Le problème, c’est que quand Aaron reprend le fusil, il fait un bruit différent : il est clair qu’il y a une balle qui l’attend. Il hésite davantage et apprend donc à connaître le type qui s’est fait trahir par son frère. Son but est désormais de voir si Gabriel et Aaron sont si gentils et amicaux qu’ils le disent. Pendant la nuit, alors qu’il était bourré, Gabriel a assuré que les hommes n’étaient plus une exception dans ce monde, mais la règle. Leur nouvel ami veut vérifier si c’est bien vrai, et surtout leur prouver que c’est le cas.

En les confrontant l’un à l’autre, il espère ainsi prouver qu’ils ne vont pas hésiter à se trahir et se tuer l’un l’autre. Pourtant, même lorsque l’homme lui parle de sa petite fille, Aaron décide de se suicider plutôt que de tuer Gabriel. Ben putain, heureusement que l’homme l’arrête et le libère à ce moment-là, parce que ça m’aurait fait chier que le chemin d’Aaron s’arrête là après tout ce qu’il a vécu.
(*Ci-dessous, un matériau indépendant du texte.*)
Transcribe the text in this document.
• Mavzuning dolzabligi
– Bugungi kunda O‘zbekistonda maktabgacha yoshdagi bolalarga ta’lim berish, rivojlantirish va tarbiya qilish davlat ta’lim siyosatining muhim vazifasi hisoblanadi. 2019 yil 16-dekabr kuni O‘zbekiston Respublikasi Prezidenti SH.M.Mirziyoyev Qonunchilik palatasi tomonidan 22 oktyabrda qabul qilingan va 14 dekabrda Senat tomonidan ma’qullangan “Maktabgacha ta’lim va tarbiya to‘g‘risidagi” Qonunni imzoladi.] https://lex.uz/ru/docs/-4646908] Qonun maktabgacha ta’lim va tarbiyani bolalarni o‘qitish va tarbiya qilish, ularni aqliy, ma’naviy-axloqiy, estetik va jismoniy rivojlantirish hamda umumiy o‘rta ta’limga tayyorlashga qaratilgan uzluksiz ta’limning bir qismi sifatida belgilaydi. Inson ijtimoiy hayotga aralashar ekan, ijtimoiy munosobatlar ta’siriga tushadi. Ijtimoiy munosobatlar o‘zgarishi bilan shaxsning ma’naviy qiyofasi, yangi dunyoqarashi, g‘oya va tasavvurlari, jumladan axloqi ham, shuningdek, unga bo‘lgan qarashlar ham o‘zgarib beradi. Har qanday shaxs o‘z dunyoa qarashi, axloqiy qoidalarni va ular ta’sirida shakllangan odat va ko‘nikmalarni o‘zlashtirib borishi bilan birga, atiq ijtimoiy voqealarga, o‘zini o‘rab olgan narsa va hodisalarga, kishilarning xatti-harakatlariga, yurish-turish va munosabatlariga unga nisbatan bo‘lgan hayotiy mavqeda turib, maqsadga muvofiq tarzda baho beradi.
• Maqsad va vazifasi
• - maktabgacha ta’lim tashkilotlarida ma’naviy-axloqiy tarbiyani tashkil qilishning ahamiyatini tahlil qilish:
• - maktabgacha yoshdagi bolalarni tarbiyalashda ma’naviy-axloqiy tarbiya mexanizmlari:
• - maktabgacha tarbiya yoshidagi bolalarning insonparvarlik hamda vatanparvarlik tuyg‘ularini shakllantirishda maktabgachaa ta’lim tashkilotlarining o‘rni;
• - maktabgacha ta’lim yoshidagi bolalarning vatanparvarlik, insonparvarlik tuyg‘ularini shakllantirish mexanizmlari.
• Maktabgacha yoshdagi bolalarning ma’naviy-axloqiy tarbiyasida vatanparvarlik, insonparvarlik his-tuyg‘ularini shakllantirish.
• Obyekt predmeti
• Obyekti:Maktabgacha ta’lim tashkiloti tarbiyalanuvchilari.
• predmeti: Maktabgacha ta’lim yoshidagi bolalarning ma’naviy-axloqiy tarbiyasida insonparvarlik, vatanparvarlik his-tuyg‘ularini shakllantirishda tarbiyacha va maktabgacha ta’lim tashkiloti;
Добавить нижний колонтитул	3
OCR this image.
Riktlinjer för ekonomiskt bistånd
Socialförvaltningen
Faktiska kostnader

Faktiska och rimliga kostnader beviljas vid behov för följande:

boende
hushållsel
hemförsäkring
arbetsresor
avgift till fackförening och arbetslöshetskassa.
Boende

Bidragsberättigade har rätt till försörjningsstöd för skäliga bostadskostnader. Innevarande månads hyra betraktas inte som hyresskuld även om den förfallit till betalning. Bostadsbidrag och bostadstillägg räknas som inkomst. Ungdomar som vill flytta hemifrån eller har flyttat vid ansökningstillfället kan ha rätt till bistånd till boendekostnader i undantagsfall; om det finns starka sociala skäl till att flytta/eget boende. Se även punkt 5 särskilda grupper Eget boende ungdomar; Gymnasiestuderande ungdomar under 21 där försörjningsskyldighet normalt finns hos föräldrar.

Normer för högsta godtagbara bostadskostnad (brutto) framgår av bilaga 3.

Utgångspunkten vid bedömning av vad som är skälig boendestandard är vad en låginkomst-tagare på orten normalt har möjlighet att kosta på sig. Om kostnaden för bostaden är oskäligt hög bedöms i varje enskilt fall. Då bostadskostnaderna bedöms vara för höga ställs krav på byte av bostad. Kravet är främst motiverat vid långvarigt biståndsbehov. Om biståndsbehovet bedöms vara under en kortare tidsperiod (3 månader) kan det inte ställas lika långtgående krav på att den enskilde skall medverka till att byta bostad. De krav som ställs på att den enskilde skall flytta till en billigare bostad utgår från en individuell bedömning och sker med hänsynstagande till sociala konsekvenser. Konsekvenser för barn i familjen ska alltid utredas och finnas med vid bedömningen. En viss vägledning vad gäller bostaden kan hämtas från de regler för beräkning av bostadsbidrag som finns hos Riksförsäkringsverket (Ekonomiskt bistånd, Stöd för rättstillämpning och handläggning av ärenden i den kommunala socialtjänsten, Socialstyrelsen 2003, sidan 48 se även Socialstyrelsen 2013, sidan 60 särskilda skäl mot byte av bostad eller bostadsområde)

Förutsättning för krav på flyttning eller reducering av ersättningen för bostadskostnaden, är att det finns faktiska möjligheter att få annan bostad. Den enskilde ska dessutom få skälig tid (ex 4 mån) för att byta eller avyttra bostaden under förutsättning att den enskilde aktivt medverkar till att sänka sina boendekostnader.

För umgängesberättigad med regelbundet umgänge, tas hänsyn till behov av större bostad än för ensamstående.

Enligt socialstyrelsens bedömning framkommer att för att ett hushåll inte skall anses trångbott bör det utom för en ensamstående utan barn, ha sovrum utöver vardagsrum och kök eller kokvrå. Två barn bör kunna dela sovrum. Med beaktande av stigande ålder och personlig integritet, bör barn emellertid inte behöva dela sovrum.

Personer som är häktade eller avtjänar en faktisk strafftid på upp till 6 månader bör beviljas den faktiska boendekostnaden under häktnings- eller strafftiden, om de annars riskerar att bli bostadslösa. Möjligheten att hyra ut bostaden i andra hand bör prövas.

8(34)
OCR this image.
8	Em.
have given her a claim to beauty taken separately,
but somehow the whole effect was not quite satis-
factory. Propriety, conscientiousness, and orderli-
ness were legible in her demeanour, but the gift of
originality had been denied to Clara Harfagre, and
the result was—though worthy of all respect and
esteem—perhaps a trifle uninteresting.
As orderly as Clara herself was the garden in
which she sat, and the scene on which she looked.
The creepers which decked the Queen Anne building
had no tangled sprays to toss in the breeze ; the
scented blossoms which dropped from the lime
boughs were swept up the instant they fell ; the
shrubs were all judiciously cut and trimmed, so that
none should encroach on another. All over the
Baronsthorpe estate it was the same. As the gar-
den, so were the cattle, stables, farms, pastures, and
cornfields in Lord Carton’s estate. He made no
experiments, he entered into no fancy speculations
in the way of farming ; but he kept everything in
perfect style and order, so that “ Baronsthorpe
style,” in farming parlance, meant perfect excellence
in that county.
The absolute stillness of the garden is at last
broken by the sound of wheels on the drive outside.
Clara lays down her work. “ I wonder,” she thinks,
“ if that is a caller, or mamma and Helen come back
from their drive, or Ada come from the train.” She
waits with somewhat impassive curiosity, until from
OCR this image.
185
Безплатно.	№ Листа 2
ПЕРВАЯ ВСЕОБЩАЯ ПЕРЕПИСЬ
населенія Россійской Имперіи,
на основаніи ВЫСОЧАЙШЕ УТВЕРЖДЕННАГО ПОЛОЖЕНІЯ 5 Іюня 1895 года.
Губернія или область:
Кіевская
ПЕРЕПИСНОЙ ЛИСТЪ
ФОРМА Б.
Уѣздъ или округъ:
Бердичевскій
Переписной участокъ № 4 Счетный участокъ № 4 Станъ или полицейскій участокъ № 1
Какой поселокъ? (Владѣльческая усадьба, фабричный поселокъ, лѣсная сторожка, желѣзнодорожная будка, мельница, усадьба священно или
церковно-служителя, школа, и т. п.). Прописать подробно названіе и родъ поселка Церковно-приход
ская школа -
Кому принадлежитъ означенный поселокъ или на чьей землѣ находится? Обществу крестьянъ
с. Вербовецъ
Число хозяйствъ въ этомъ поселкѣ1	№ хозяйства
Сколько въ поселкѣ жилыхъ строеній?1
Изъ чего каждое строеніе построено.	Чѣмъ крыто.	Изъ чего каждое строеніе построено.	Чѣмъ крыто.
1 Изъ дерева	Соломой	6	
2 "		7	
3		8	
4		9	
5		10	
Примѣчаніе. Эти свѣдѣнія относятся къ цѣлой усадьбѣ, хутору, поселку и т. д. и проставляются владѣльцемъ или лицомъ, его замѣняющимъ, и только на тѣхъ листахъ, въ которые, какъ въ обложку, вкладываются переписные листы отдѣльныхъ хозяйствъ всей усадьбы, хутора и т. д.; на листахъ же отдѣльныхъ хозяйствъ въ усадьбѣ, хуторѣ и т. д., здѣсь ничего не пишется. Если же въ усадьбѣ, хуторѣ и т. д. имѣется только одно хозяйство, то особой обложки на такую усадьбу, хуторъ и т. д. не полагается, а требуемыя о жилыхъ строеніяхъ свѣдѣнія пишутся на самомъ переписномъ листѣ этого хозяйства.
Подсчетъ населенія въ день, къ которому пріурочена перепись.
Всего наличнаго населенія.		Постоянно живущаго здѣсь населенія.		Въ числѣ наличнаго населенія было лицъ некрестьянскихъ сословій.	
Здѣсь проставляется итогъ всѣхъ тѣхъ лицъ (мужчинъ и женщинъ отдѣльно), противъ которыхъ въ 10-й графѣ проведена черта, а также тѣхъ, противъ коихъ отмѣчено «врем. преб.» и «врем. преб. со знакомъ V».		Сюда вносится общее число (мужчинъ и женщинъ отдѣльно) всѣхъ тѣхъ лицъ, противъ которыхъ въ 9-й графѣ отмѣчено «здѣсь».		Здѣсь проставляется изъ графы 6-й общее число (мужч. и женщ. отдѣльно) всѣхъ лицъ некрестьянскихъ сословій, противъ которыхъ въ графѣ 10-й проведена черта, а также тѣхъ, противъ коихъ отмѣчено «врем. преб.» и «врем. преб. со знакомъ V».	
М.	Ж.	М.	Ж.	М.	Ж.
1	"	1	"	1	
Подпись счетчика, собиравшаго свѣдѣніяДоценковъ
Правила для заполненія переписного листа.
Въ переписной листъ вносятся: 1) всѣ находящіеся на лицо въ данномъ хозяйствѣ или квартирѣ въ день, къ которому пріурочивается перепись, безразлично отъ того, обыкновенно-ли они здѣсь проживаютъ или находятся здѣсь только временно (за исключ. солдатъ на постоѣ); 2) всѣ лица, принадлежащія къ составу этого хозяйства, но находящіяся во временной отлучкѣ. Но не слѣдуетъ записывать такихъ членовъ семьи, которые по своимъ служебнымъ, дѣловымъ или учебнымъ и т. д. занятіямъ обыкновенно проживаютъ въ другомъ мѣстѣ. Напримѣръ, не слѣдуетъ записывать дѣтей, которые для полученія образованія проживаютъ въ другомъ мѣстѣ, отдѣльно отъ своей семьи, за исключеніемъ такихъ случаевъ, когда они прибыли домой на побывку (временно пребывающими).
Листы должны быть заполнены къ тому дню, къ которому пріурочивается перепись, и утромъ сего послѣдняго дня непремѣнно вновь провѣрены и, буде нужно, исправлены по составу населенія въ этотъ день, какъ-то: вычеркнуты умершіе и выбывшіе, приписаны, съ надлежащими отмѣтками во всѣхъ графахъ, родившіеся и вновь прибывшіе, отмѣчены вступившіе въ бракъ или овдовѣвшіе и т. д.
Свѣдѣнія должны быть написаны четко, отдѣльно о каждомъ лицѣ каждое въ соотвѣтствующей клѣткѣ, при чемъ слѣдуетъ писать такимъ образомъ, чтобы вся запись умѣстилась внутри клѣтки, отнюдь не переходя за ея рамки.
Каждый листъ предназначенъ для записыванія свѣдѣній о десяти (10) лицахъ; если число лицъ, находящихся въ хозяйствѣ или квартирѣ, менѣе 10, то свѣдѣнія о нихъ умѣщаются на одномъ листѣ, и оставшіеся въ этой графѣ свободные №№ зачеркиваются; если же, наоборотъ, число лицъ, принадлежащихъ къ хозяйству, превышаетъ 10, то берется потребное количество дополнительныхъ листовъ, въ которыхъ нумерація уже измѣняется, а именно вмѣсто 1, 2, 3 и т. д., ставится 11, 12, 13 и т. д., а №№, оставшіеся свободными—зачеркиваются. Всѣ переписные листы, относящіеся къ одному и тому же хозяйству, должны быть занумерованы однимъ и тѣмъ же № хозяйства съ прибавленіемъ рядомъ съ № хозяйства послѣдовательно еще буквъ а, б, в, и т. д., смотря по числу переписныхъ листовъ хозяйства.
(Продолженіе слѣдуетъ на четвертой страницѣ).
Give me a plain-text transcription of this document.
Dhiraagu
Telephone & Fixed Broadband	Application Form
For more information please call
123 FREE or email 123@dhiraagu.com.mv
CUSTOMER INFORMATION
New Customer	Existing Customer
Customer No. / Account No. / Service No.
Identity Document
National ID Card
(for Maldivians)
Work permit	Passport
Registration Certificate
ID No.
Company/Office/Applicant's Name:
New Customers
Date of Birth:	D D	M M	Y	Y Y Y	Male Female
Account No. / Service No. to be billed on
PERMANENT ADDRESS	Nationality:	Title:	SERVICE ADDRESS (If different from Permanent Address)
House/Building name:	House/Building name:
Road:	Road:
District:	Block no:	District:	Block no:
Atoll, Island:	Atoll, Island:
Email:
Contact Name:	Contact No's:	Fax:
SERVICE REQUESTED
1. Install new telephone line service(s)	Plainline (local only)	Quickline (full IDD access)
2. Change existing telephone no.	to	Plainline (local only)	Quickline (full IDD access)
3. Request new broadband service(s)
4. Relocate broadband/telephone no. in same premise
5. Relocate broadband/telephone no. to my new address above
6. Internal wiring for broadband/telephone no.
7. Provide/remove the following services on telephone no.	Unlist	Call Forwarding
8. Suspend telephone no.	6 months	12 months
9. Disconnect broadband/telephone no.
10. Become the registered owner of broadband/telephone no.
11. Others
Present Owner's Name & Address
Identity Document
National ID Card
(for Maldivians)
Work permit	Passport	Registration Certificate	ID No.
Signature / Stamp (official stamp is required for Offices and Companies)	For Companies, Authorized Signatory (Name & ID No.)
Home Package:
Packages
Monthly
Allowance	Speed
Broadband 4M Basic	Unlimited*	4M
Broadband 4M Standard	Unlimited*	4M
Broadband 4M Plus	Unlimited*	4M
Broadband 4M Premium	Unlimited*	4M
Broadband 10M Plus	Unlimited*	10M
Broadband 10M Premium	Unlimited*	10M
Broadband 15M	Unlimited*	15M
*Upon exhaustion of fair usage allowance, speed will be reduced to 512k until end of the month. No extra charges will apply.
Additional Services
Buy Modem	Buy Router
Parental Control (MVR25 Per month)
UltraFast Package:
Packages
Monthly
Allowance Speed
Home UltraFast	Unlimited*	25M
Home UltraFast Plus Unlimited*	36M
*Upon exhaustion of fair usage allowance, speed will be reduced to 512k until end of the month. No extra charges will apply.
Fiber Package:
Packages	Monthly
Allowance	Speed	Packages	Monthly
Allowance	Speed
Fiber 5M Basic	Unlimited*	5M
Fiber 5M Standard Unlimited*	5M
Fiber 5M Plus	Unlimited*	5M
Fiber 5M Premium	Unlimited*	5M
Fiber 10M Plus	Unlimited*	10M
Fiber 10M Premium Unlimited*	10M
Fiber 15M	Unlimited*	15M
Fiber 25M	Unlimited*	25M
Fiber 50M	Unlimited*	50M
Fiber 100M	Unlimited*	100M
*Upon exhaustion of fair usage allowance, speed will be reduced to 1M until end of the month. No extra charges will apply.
C’est finalement celle de l’homme qui s’arrête : il libère Aaron et Gabriel en étant persuadé qu’ils sont de bons hommes, gentils, prêts à l’accueillir dans leur communauté. Il a mal cerné cette famille : il leur a avoué avoir tué la famille de son frère, bien sûr qu’ils ne peuvent se permettre de le prendre avec eux. Du coup, la décision est simple : Gabriel le massacre avec la prothèse d’Aaron.

Aaron n’est pas ravi par la situation, mais il sait bien que Gabriel a probablement raison. On enchaîne ainsi avec une dernière scène où les personnages quittent l’entrepôt… mais le visitent de fond en comble avant : l’homme entendait tout ce qu’ils disaient la veille au soir, c’est donc qu’il doit y avoir un coin qu’ils n’ont pas trouvé.

C’est effectivement ce qu’il se passe : ils trouvent sa cachette dans le plafond, et ils y font aussi la découverte de la famille de l’homme… Sa belle-sœur, sa nièce (ou son neveu ?) et… son frère. Les deux premières sont mortes, le troisième est bien en vie et prisonnier de son frère depuis un bon moment. Il était vraiment cinglé ce type, mais ce n’était donc pas la solitude qui l’affectait. En tout cas, son frère réussit à dérober le pistolet des mains de Gabriel quand celui-ci le libère, mais c’est pour mieux se suicider. La balle de la roulette russe finit donc par servir. Ben super.

C’est un joli monde post-apocalyptique plein d’espoir décidément… Mais Aaron retrouve l’espoir malgré tout, et il est motivé à aller vérifier juste un endroit de plus sur la carte de Maggie. Au cas où.